France legally bans select short-haul flights —so should other countries follow?

Innovation

The French ban on short haul flights is being called a world first by the government. Environmentalists think it’s a good start but should go further. 

France has passed the bill to ban short-haul flights through parliament where a train alternative of 2.5 hours or less exists—something that has been in place, practically speaking, for a while. However, while France declared its legal ban a world first—for environmentalists, the law has been watered down far too much.

The ban was part of a 2020 agreement, mid-pandemic, to bail out the national carrier Air France, when passengers couldn’t fly and those who could travel started taking the train. In return for government money, the airline agreed to stop some short-haul routes to meet environmental targets.

The reason why it has only recently become law is that airlines asked the European Commission to investigate if it was legal and the result is yes.

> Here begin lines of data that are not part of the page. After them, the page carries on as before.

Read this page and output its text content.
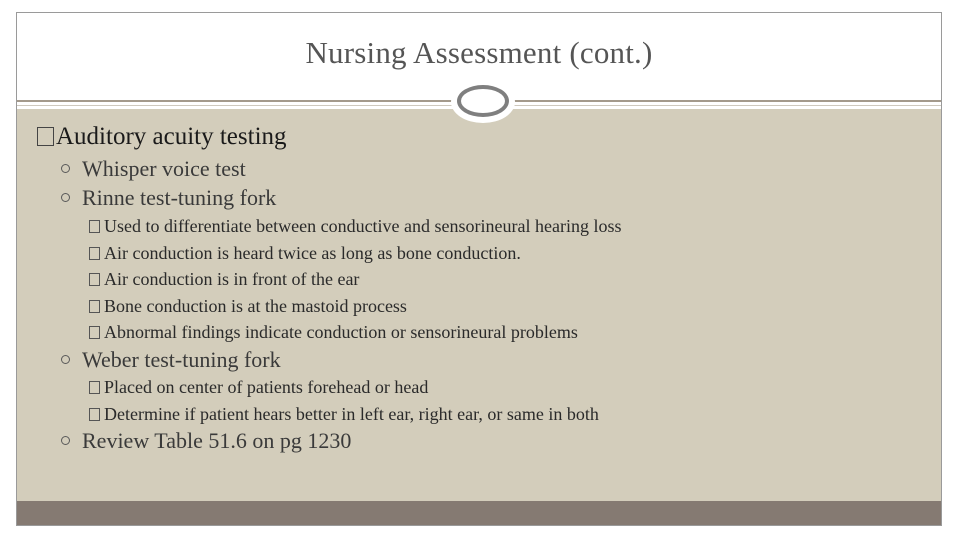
Nursing Assessment (cont.)
Auditory acuity testing
Whisper voice test
Rinne test-tuning fork
Used to differentiate between conductive and sensorineural hearing loss
Air conduction is heard twice as long as bone conduction.
Air conduction is in front of the ear
Bone conduction is at the mastoid process
Abnormal findings indicate conduction or sensorineural problems
Weber test-tuning fork
Placed on center of patients forehead or head
Determine if patient hears better in left ear, right ear, or same in both
Review Table 51.6 on pg 1230
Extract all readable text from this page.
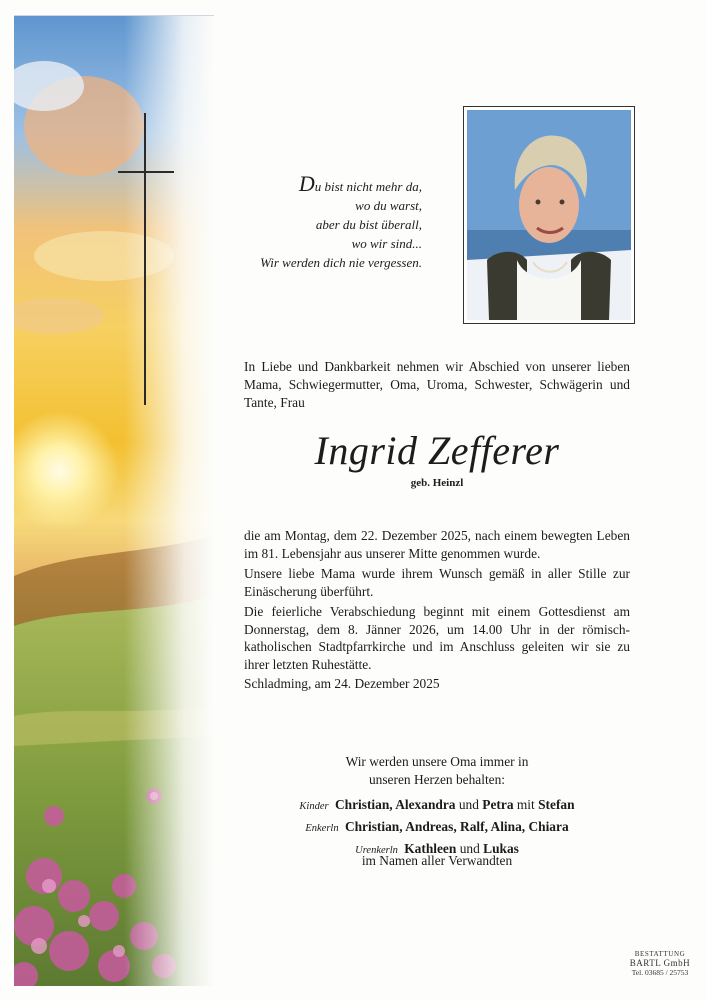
Du bist nicht mehr da,
wo du warst,
aber du bist überall,
wo wir sind...
Wir werden dich nie vergessen.
In Liebe und Dankbarkeit nehmen wir Abschied von unserer lieben Mama, Schwiegermutter, Oma, Uroma, Schwester, Schwägerin und Tante, Frau
Ingrid Zefferer
geb. Heinzl
die am Montag, dem 22. Dezember 2025, nach einem bewegten Leben im 81. Lebensjahr aus unserer Mitte genommen wurde.
Unsere liebe Mama wurde ihrem Wunsch gemäß in aller Stille zur Einäscherung überführt.
Die feierliche Verabschiedung beginnt mit einem Gottesdienst am Donnerstag, dem 8. Jänner 2026, um 14.00 Uhr in der römisch-katholischen Stadtpfarrkirche und im Anschluss geleiten wir sie zu ihrer letzten Ruhestätte.
Schladming, am 24. Dezember 2025
Wir werden unsere Oma immer in
unseren Herzen behalten:
Kinder Christian, Alexandra und Petra mit Stefan
Enkerln Christian, Andreas, Ralf, Alina, Chiara
Urenkerln Kathleen und Lukas
im Namen aller Verwandten
BESTATTUNG
BARTL GmbH
Tel. 03685 / 25753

Surprisingly for such a ban, there are lots of reasons as to why environmentalists are not the happiest they could be:

  • the ban was originally put forward by a Citizen’s Convention that suggested all flights should be banned if there is a 6-hour train journey available, which would have banned more flights. The Convention was convened by President Macron after the Yellow Vest ‘Gilet Jaune’ protests against social inequality.
  • at 2.5 hours, this cut-off point is just less than the train time to one of France’s main cities on the Mediterranean, Marseille. It follow that if the ban had been for 3 hour-train journeys, a lot more plane journeys would have been replaced by trains.
  • planes traveling between Marseille and Lyon (both in the south and just under 2 hours apart by train) are exempt from the ban, as are flights between Rennes and Charles de Gaulle airport in Paris. The rules stipulate that train timetables must be frequent enough to allow travelers to spend 8 hours in the destination and be able to travel there and back in a single day.
  • connecting flights from outside France are unaffected.
  • and the ban doesn’t cover private jets, something that environmentalists are campaigning heavily for in France. A lot of private jet journeys are taken in the country—the most frequent private jet trip in 2022 was between Paris and Nice, consuming four times more carbon per person than a commercial flight and 800 times more than the train, according to Le Monde.

That being said, the bill is historic as it completely rules out the chance for airlines to run services between several of France’s large cities—Nantes, Lyon and Bordeaux—and Paris, as the bill dictates that no airlines are allowed to start a new business to fill the void.

Greenpeace France called the bill insufficient but nonetheless a baby step in the right direction. It is now calling on the EU to push for bans in other countries to help solve the climate crisis and the French government plans to add more routes to the ban when it is reviewed in 3 years.

While the bill doesn’t cover private jets, the French government is talking about raising charges on private jets from 2024. Amsterdam’s Schiphol airport recently announced that private jets would no longer be welcome under new environmental plans for the area.